ADDIS ABABA – African countries will have to manage their finances carefully to repay dollar debt raised in recent years as weak currencies push up servicing costs and oil and commodity revenues tumble, the new head of the African Development Bank said.
From oil-rich Nigeria and copper producing Zambia to fast-growing Rwanda and Ghana, African nations have taken advantage of historically low yields and strong investor appetite to issue Eurobonds or raise other funds on international markets.
Africa’s foreign currency bond issues between 2000 to 2014 totalled $20.5 billion, with $7.4 billion of that raised in 2014 alone, Akinwumi Adesina, who took over as president of the 50-year-old AfDB in September, told Reuters in an interview.
“You are going to be financing high-cost debt using a devalued currency — it just means it is more difficult for you to finance your debt,” he said in Addis Ababa late on Tuesday.
“One does have to make sure that it is within sustainable debt limit. We have to manage our finances well.”

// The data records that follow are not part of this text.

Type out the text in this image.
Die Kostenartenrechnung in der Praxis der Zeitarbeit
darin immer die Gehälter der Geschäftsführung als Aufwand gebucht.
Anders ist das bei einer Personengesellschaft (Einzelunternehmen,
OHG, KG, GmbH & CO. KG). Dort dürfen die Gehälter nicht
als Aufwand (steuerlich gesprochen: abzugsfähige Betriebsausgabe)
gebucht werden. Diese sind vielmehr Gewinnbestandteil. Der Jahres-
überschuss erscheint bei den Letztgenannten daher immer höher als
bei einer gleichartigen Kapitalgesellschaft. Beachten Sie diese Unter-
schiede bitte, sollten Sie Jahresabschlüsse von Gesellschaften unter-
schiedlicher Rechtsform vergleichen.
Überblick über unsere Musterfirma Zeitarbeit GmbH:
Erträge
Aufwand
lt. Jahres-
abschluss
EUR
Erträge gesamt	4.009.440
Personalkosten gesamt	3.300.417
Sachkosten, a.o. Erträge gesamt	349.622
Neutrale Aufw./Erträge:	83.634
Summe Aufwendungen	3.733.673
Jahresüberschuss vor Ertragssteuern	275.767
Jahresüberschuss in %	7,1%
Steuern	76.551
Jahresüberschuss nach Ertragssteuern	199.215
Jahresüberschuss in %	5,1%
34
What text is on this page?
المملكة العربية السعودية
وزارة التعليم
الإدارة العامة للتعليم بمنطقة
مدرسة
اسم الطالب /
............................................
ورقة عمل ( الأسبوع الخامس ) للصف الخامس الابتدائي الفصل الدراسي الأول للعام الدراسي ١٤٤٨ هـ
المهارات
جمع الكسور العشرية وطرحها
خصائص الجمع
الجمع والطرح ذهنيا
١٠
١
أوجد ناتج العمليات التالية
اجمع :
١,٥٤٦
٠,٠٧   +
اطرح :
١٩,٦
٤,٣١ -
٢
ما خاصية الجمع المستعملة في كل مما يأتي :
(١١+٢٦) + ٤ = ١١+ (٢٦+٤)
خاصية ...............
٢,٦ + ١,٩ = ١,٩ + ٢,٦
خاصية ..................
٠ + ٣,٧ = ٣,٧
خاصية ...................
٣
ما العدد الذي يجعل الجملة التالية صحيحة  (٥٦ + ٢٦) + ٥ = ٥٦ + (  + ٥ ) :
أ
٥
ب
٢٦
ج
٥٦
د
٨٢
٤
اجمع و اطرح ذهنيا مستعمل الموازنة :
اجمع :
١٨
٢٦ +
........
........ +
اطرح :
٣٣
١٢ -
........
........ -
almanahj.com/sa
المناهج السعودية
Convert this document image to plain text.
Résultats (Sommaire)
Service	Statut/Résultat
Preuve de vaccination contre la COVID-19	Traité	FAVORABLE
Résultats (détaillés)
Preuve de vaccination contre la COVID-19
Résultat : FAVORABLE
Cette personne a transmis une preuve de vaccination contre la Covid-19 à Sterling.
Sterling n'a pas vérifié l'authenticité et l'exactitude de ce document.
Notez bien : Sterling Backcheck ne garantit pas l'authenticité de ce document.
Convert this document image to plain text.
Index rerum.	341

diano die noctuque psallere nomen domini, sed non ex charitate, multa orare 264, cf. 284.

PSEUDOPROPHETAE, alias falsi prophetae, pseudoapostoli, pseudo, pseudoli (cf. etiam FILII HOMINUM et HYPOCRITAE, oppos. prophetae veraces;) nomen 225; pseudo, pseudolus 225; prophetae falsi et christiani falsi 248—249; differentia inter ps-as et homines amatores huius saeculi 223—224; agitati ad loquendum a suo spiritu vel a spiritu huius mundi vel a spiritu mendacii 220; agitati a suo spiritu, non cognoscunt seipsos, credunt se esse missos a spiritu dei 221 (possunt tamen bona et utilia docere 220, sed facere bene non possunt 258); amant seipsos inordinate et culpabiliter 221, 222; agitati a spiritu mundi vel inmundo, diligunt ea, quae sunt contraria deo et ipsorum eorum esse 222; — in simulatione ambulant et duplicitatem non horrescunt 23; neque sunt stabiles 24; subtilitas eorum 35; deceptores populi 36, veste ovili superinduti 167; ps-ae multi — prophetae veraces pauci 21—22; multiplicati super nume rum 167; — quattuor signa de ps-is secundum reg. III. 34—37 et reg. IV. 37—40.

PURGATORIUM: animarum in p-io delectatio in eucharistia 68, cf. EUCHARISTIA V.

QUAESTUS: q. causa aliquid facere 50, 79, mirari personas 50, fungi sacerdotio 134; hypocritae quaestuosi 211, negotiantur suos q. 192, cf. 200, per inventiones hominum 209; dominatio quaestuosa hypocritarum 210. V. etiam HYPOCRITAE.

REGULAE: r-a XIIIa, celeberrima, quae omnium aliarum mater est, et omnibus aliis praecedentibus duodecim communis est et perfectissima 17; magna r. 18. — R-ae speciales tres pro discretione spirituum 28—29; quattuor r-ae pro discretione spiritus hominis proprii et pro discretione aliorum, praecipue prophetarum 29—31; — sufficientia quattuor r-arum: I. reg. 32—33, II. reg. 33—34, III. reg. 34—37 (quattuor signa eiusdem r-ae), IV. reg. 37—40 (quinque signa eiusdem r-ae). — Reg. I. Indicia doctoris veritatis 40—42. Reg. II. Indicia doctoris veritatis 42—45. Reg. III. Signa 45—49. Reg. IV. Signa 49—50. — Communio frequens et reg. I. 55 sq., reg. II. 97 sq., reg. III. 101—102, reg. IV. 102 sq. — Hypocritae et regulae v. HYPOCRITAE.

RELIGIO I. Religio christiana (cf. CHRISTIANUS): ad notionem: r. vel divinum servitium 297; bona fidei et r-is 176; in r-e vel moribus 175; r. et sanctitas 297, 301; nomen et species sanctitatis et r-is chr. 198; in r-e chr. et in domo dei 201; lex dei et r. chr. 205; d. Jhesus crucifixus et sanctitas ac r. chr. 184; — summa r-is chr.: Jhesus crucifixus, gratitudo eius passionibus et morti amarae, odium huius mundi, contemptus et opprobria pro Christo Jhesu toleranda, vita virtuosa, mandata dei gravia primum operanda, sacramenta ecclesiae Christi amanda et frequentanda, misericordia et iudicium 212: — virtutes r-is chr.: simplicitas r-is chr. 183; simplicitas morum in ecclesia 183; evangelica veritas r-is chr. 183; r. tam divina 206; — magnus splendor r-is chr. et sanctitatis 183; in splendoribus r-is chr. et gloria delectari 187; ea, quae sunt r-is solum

An expected interest rate hike by the U.S. Federal Reserve has strengthened the dollar globally and hit emerging market currencies, including in Africa, where many governments are also feeling the squeeze from low commodity and oil revenues.
A development economist with a doctorate from Purdue University in the United States, 55-year-old Adesina was elected in May to head the Ivory Coast-based institution for five years.
In Addis Ababa for talks with African Union Commission head Nkosazana Dlamini-Zuma and Ethiopian Prime Minister Hailemariam Desalegn, he urged African states to manufacture more rather than rely so heavily on volatile raw commodity exports.
“I personally believe that the way to address this is to first and foremost make sure that African countries stop exporting primary commodities. I have not seen any country in the world that has prospered from this,” he said.
“African countries need to develop value chains whether it is in oil and gas, minerals or metals, or whether it is agriculture – everything that Africa has,” he added.
Adesina said greater trade within Africa, which now stands at 10 percent of total trade on the continent, would help reduce exposure to global fluctuations.